« Madame » Caroline était une (m)amie

affiche-film-madameLe père de Stéphane aurait aimé être réalisateur, alors il a beaucoup filmé son fils, enfant. Le sujet préféré de Stéphane, lorsqu’il filme à son tour, c’est sa grand-mère Caroline…

Au moment du Festival Chéries-Chéris, j’avais manqué ce film, ayant privilégié les œuvres de fiction aux documentaires. Mais lorsqu’on m’a proposé de le découvrir, quelques mois plus tard, j’ai accepté avec joie cette deuxième chance.

En effet, en filmant sa grand-mère et en consacrant un long-métrage à leur relation et à leurs vies croisées, le réalisateur suisse Stéphane Riethauser met d’abord en lumière un phénomène évident : on ne peut qu’être de sa génération. En dépit de tout ce qui peut unir Stéphane et Caroline, chacun(e) a un vécu et un bagage socio-culturel dépendant de l’époque dans laquelle il/elle a grandi. Le côté found footage du film, qui m’a fait penser à Play durant toute la partie où Stéphane raconte son enfance entre son frère, sa famille et ses camarades d’école, images d’archives à l’appui, accentue l’authenticité de la démarche et ancre considérablement les existences dans leur temps. Cette différence insoluble entre Caroline et Stéphane apparaît bien lorsque la grand-mère exprime ses goûts en matière de mode et de coiffure, regrettant amèrement la mode de 1927 et lissant les cheveux de son petit-fils autant que faire se peut pour qu’il ait « l’air intelligent ».

Pourtant, cette différence de goût semble uniquement un objet de plaisanteries tant l’amour qui unit ces deux êtres est prégnant. La grand-mère taquine laisse à son petit-fils un tas de messages sur son répondeur, invariablement ponctués d’un « adieu » culpabilisateur, dont on suppose qu’il provoquait un rappel immédiat. Le jeune homme s’intéresse réellement à son aïeule, il filme ses tableaux et ne juge jamais ses activités et ses avis, même s’ils peuvent paraître d’un autre temps. Cette capacité d’écoute sincère et ouverte l’entraîne à poser à la nonagénaire des questions très personnelles, qui donnent lieu au récit quasi complet de sa vie à la caméra. Le réalisateur crée un cadre humain et intimiste où elle peut déposer les épisodes les plus rocambolesques (son invention de la gaine en satin qui la rendra riche) ou les plus terribles (son mariage forcé à 15 ans) de son histoire. La trajectoire de Caroline est celle d’une femme forte et entreprenante qui a mené sa vie comme elle l’entendait, seule avec deux enfants de deux pères différents, indifférente aux regards malveillants que son succès dans les affaires et ses mœurs modernes pouvaient générer. Mais c’est aussi une femme qui a subi le sexisme dans toute son horreur, de l’obligation d’épouser un homme parce qu’elle avait fait du vélo avec lui au viol conjugal qui s’ensuit, en passant par les manœuvres des hommes jaloux de sa réussite.

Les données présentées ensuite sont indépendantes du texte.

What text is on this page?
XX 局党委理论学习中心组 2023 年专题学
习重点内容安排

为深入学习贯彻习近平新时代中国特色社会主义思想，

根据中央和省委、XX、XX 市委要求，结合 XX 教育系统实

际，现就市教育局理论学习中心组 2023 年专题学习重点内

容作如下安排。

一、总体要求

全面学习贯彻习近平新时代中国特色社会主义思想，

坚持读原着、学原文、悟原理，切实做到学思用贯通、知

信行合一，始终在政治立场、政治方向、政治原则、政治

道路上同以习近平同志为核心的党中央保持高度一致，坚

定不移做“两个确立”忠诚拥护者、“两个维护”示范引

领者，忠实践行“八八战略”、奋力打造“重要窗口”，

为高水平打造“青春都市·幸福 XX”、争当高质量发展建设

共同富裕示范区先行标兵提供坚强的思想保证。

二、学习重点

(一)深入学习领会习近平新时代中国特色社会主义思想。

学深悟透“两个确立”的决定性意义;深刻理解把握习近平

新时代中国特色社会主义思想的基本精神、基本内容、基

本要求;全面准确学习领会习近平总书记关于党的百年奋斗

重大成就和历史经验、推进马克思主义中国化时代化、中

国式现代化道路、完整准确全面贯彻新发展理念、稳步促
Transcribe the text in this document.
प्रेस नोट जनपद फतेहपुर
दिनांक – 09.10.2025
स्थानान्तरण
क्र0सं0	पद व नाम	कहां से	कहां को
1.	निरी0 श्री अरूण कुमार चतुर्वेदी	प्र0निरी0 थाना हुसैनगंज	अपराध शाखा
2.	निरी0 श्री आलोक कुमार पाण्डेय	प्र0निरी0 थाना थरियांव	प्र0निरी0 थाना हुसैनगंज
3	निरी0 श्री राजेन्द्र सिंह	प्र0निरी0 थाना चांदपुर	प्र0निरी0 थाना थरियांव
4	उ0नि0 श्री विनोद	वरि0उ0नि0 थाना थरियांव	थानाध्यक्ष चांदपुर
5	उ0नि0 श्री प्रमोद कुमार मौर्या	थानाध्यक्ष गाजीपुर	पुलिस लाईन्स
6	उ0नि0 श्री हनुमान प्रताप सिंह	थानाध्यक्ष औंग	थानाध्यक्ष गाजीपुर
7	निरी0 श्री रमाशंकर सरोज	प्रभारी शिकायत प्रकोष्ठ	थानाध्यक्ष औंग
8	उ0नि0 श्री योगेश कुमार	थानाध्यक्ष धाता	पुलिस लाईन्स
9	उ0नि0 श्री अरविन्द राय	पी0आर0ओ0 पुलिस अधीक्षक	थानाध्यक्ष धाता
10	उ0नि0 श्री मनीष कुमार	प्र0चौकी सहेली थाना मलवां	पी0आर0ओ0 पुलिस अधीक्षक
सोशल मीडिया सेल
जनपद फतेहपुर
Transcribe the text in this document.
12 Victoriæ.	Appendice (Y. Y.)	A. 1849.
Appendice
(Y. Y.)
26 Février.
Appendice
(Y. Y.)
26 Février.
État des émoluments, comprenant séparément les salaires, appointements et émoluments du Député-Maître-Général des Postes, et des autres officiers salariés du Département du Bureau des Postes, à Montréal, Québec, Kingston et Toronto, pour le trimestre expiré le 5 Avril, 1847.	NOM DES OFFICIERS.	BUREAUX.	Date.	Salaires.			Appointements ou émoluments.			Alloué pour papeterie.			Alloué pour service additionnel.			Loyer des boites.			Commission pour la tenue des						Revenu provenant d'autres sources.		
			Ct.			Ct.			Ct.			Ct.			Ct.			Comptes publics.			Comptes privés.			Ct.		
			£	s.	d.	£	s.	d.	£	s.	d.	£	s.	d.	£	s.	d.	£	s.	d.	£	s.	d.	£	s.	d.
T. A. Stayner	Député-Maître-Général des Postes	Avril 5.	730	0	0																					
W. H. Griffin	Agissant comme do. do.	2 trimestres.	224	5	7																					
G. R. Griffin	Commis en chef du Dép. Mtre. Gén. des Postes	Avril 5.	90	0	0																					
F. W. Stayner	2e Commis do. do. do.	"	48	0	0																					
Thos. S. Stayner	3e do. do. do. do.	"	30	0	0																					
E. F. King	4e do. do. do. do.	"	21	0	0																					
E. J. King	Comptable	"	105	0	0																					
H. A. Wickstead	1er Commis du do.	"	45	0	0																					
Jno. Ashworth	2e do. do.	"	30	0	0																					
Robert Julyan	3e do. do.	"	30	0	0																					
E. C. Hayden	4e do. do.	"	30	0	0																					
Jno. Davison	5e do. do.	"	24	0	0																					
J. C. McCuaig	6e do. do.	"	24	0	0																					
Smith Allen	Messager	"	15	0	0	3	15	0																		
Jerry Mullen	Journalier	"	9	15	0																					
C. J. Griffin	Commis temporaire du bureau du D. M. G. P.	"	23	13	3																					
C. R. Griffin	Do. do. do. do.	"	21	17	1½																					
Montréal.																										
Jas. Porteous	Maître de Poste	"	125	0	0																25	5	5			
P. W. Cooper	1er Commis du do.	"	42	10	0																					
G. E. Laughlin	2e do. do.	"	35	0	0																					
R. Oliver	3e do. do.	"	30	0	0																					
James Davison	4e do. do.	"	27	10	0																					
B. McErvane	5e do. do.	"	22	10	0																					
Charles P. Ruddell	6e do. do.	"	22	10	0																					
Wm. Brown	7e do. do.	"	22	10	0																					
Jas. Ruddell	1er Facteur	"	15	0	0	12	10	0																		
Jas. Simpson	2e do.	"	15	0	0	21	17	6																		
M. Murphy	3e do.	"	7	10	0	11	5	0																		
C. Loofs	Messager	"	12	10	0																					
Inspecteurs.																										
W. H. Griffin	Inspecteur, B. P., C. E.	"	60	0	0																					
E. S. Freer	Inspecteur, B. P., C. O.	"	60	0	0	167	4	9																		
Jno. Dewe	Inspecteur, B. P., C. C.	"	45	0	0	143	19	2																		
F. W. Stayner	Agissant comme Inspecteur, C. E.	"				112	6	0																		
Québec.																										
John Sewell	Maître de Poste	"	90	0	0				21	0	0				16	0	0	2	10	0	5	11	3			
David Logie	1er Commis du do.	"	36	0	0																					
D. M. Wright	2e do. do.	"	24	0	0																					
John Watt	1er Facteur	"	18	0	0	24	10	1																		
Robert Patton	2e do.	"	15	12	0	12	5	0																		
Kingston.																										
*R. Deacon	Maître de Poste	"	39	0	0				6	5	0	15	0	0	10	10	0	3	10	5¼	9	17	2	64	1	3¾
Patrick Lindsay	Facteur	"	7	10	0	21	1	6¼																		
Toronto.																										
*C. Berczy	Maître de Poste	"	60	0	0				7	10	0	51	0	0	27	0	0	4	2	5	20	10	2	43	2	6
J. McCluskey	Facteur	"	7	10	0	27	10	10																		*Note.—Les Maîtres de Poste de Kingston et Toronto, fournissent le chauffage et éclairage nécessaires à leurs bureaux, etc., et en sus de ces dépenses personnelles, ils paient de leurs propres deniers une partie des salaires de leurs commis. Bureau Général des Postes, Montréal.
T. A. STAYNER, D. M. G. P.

Caroline n’a pas sa langue dans sa poche, et ce trait de caractère semble partagé dans la famille, car on entend aussi de temps à autre la voix du père de Stéphane, et Stéphane lui-même, en voix off, raconte sans édulcorer son évolution. Le portrait de cette famille en apparence normale, c’est aussi celui des tragédies de son temps (la menace du Sida) et des préjugés à la vie dure (contre les femmes, contre la communauté LGBT). Stéphane grandit hanté par la peur, celle de ne pas être un homme, en particulier aux yeux de sa famille. Très vite, on perçoit qu’il cache sous des insultes et des postures sa sensibilité et son attirance pour les garçons. Le film montre avec finesse comment les idées reçues ambiantes peuvent rendre homophobe un jeune garçon homosexuel et lui faire refouler son orientation pendant des années.

Et puis il y a la peur de « décevoir » (le mot est écrit dans son journal), celle de perdre l’affection de ses parents et de Caroline. Car s’engager dans un combat pour l’égalité des droits, c’est rendre publique son identité et devoir affronter ses proches à ce sujet.

Intime et franc, Madame est le récit de ces parcours de vie différents qui se côtoient et s’enrichissent de se raconter mutuellement, permettant d’interroger les stéréotypes de genre de la société.